En realidad, en el ámbito de la arquitectura, el problema de qué hacer o no hacer, frente a una proposición, no es nuevo. Ya en el siglo XIX John Ruskin invitó a la reflexión con uno de sus aforismos, afirmando: «No construyas si puedes evitarlo.» (1849, Las siete lámparas de la arquitectura).

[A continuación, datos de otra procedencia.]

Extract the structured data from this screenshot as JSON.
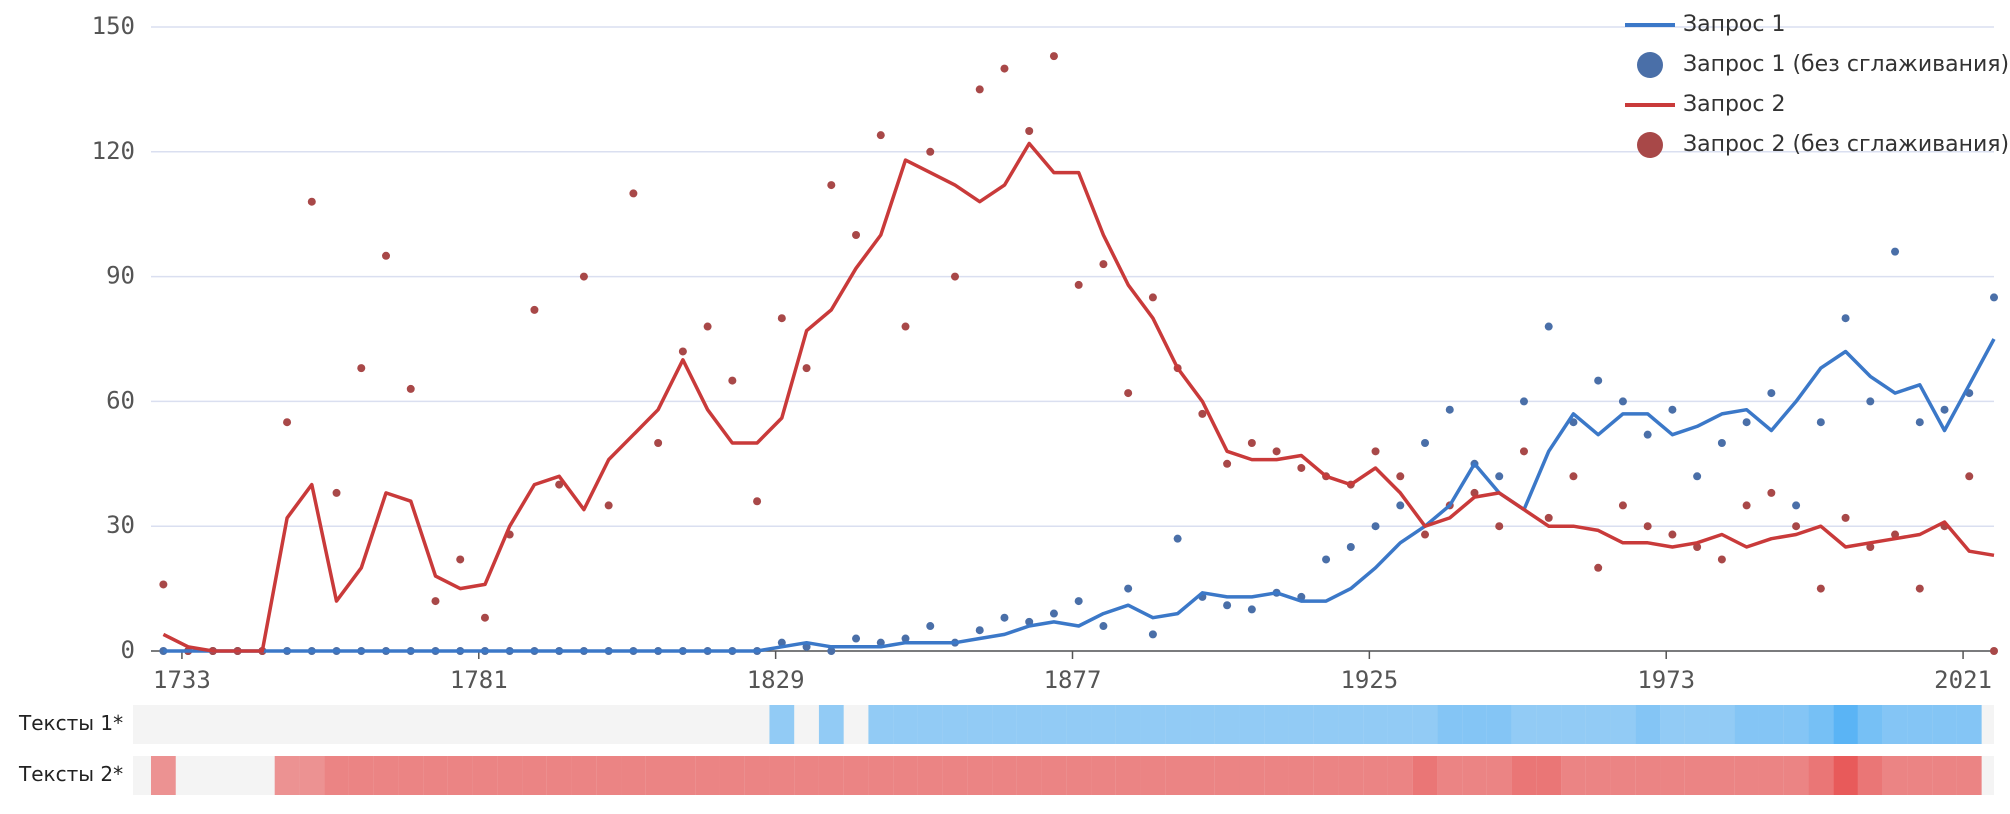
{
  "chart_data": {
    "type": "line",
    "x": [
      1730,
      1734,
      1738,
      1742,
      1746,
      1750,
      1754,
      1758,
      1762,
      1766,
      1770,
      1774,
      1778,
      1782,
      1786,
      1790,
      1794,
      1798,
      1802,
      1806,
      1810,
      1814,
      1818,
      1822,
      1826,
      1830,
      1834,
      1838,
      1842,
      1846,
      1850,
      1854,
      1858,
      1862,
      1866,
      1870,
      1874,
      1878,
      1882,
      1886,
      1890,
      1894,
      1898,
      1902,
      1906,
      1910,
      1914,
      1918,
      1922,
      1926,
      1930,
      1934,
      1938,
      1942,
      1946,
      1950,
      1954,
      1958,
      1962,
      1966,
      1970,
      1974,
      1978,
      1982,
      1986,
      1990,
      1994,
      1998,
      2002,
      2006,
      2010,
      2014,
      2018,
      2022,
      2026
    ],
    "series": [
      {
        "name": "Запрос 1",
        "type": "line",
        "color": "#3b78c8",
        "values": [
          0,
          0,
          0,
          0,
          0,
          0,
          0,
          0,
          0,
          0,
          0,
          0,
          0,
          0,
          0,
          0,
          0,
          0,
          0,
          0,
          0,
          0,
          0,
          0,
          0,
          1,
          2,
          1,
          1,
          1,
          2,
          2,
          2,
          3,
          4,
          6,
          7,
          6,
          9,
          11,
          8,
          9,
          14,
          13,
          13,
          14,
          12,
          12,
          15,
          20,
          26,
          30,
          35,
          45,
          38,
          34,
          48,
          57,
          52,
          57,
          57,
          52,
          54,
          57,
          58,
          53,
          60,
          68,
          72,
          66,
          62,
          64,
          53,
          64,
          75
        ]
      },
      {
        "name": "Запрос 1 (без сглаживания)",
        "type": "scatter",
        "color": "#4a6fa8",
        "values": [
          0,
          0,
          0,
          0,
          0,
          0,
          0,
          0,
          0,
          0,
          0,
          0,
          0,
          0,
          0,
          0,
          0,
          0,
          0,
          0,
          0,
          0,
          0,
          0,
          0,
          2,
          1,
          0,
          3,
          2,
          3,
          6,
          2,
          5,
          8,
          7,
          9,
          12,
          6,
          15,
          4,
          27,
          13,
          11,
          10,
          14,
          13,
          22,
          25,
          30,
          35,
          50,
          58,
          45,
          42,
          60,
          78,
          55,
          65,
          60,
          52,
          58,
          42,
          50,
          55,
          62,
          35,
          55,
          80,
          60,
          96,
          55,
          58,
          62,
          85
        ]
      },
      {
        "name": "Запрос 2",
        "type": "line",
        "color": "#c93a3a",
        "values": [
          4,
          1,
          0,
          0,
          0,
          32,
          40,
          12,
          20,
          38,
          36,
          18,
          15,
          16,
          30,
          40,
          42,
          34,
          46,
          52,
          58,
          70,
          58,
          50,
          50,
          56,
          77,
          82,
          92,
          100,
          118,
          115,
          112,
          108,
          112,
          122,
          115,
          115,
          100,
          88,
          80,
          68,
          60,
          48,
          46,
          46,
          47,
          42,
          40,
          44,
          38,
          30,
          32,
          37,
          38,
          34,
          30,
          30,
          29,
          26,
          26,
          25,
          26,
          28,
          25,
          27,
          28,
          30,
          25,
          26,
          27,
          28,
          31,
          24,
          23
        ]
      },
      {
        "name": "Запрос 2 (без сглаживания)",
        "type": "scatter",
        "color": "#a84848",
        "values": [
          16,
          0,
          0,
          0,
          0,
          55,
          108,
          38,
          68,
          95,
          63,
          12,
          22,
          8,
          28,
          82,
          40,
          90,
          35,
          110,
          50,
          72,
          78,
          65,
          36,
          80,
          68,
          112,
          100,
          124,
          78,
          120,
          90,
          135,
          140,
          125,
          143,
          88,
          93,
          62,
          85,
          68,
          57,
          45,
          50,
          48,
          44,
          42,
          40,
          48,
          42,
          28,
          35,
          38,
          30,
          48,
          32,
          42,
          20,
          35,
          30,
          28,
          25,
          22,
          35,
          38,
          30,
          15,
          32,
          25,
          28,
          15,
          30,
          42,
          0
        ]
      }
    ],
    "strips": [
      {
        "name": "Тексты 1*",
        "color": "#5ab4f5",
        "values": [
          0,
          0,
          0,
          0,
          0,
          0,
          0,
          0,
          0,
          0,
          0,
          0,
          0,
          0,
          0,
          0,
          0,
          0,
          0,
          0,
          0,
          0,
          0,
          0,
          0,
          1,
          0,
          1,
          0,
          1,
          1,
          1,
          1,
          1,
          1,
          1,
          1,
          1,
          1,
          1,
          1,
          1,
          1,
          1,
          1,
          1,
          1,
          1,
          1,
          1,
          1,
          1,
          2,
          2,
          2,
          1,
          1,
          1,
          1,
          1,
          2,
          1,
          1,
          1,
          2,
          2,
          2,
          3,
          5,
          3,
          2,
          2,
          2,
          2,
          0
        ]
      },
      {
        "name": "Тексты 2*",
        "color": "#e85a5a",
        "values": [
          1,
          0,
          0,
          0,
          0,
          1,
          1,
          2,
          2,
          2,
          2,
          2,
          2,
          2,
          2,
          2,
          2,
          2,
          2,
          2,
          2,
          2,
          2,
          2,
          2,
          2,
          2,
          2,
          2,
          2,
          2,
          2,
          2,
          2,
          2,
          2,
          2,
          2,
          2,
          2,
          2,
          2,
          2,
          2,
          2,
          2,
          2,
          2,
          2,
          2,
          2,
          3,
          2,
          2,
          2,
          3,
          3,
          2,
          2,
          2,
          2,
          2,
          2,
          2,
          2,
          2,
          2,
          3,
          5,
          3,
          2,
          2,
          2,
          2,
          0
        ]
      }
    ],
    "xlim": [
      1728,
      2026
    ],
    "xticks": [
      1733,
      1781,
      1829,
      1877,
      1925,
      1973,
      2021
    ],
    "ylim": [
      0,
      150
    ],
    "yticks": [
      0,
      30,
      60,
      90,
      120,
      150
    ],
    "grid": true,
    "legend": "top-right"
  }
}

Hoy, el debate ético alrededor de las «Formas de no hacer» en la arquitectura, sigue abierto.
Como forma de no hacer y parafraseando a Ruskin podríamos entonces afirmar «No ilumines, si puedes evitarlo», aunque no sin tropezar con un problema ético espinoso: ¿Cuántos, entre los que participan en las decisiones, estarían dispuesto a contener sus pulsiones hacia el (ab)uso de la luz artificial exterior? Y los que estuvieramos dispuestos a contenernos ¿Cómo podríamos testimoniar nuestra responsabilidad?
Sobre esta línea Josep Quetglas propone la idea de que un «arquitecto no es aquel que construye, sino aquel que da sitio a las actividades humanas. Si para hacer sitio, para dar lugar, es inevitable o conveniente construir, entonces constrúyase. Pero no siempre es necesario. Y, en todo caso, nunca construir es el objetivo de la arquitectura, sino un mal menor” (Quetglas, Josep. «Artículos de ocasión», 2004).

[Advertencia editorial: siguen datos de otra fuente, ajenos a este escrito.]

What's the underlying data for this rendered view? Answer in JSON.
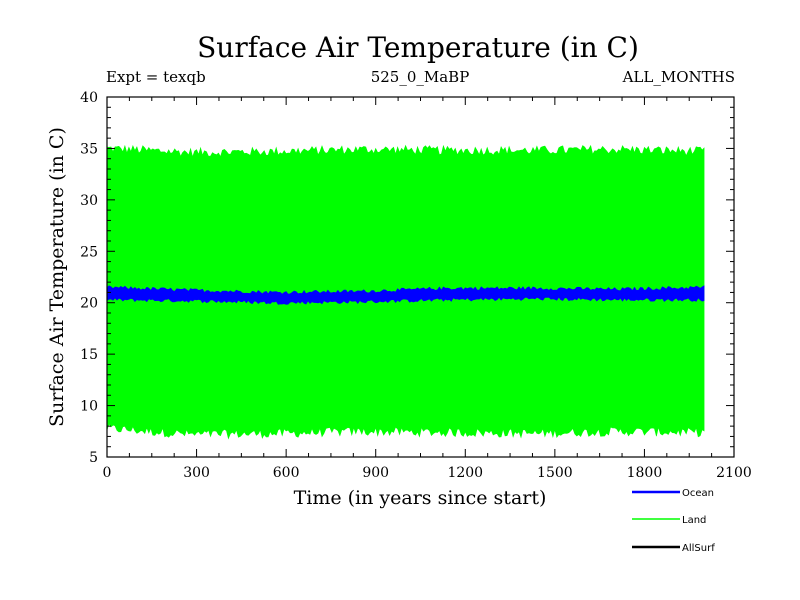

Así que, siguiendo con nuestro ejercicio: un diseñador de iluminación no es aquel que ilumina, sino aquel que da sitio a las actividades humanas en la oscuridad. Si para hacer sitio, para dar lugar, es inevitable o conveniente iluminar, entonces ilumínese. Pero no siempre es necesario. Y, en todo caso, nunca iluminar (en el exterior) es el objetivo del diseño de iluminación, sino un mal menor.
Considerar la luz artificial de nuestras ciudades como «un mal menor» frente a la ya incoherente pero aún dominante cultura del éxito, supone asumir que la oscuridad y la sombra representan los principales valores que debemos defender durante el proceso de diseño y cuya defensa no solo es necesaria sino útil para testimoniar y promover un uso de la iluminación más sostenible.

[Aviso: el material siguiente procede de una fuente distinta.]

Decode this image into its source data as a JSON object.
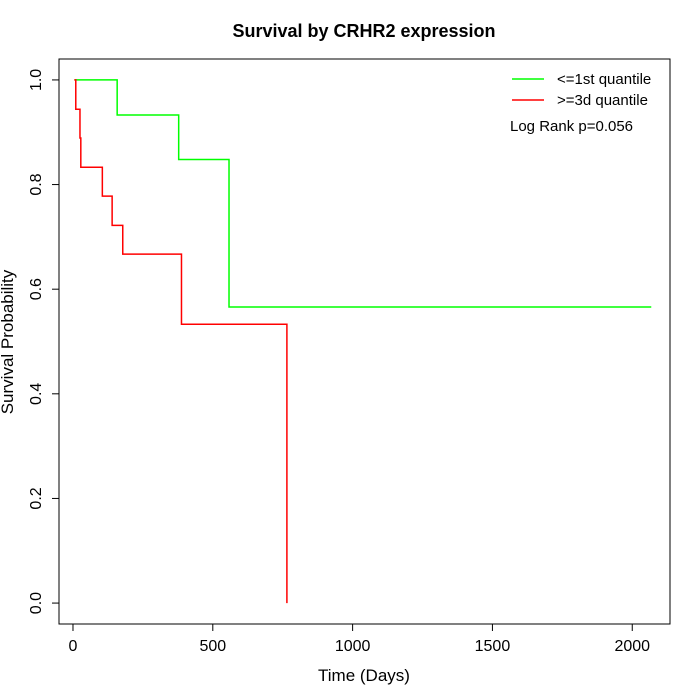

El esfuerzo en la defensa de la oscuridad trataría de considerar constantemente la idea de que «menos es suficiente» (Pier Vittorio Aureli, «Menos es suficiente», 2016) y que el «menos» debe contemplar la ausencia como posible opción. Cada sombra, cada «sfumato», cada atenuación, cada ocultación o cada «negación», debe ratificar el respeto del contexto urbano y extraurbano, ocupado por alguien o algo (personas, flora y fauna), en las diferentes escalas del territorio.
Por ello se hace imprescindible que, no solo en las ciudades, la decisión sobre lo que debe o no debe ser iluminado, no se exponga a criterios arbitrarios. La herramienta lógica y legal para evitar la arbitrariedad en las políticas de desarrollo urbano es la planificación, en la que la iluminación y sus efectos sobre la protección y defensa de la calidad urbana, del territorio y del cielo nocturno, reclama ocupar un papel cada vez más importante.
Ahí es donde los diseñadores de iluminación podemos llevar a cabo nuestra tarea integrándonos en la disciplina urbanística y aplicando correctamente los principios del Urbanismo de la Luz. Ahí es donde debemos dejar constancia de que es posible no iluminar si podemos evitarlo y que cuando sea necesario, lo haremos «con» la oscuridad y no en su contra. Esto es lo que hemos pretendido conseguir, por ejemplo, con la redacción del Plan Director del Paisaje Nocturno de A Coruña Zona PEPRI.
Quizás ha llegado el momento en el que deberíamos reivindicar nuestro papel como «diseñadores de oscuridad» o proponernos como «restauradores de la noche», no como subterfugio para disimular una aparente auto-censura de la profesión, sino para afirmar en forma de provocación que el uso de la luz artificial requiere un constante ejercicio de contención sostenido por la ética, la cultura y la técnica.
P.D. Mientras, no perdamos la ocasión para saludar cariñosamente al alcalde de Vigo desde New York.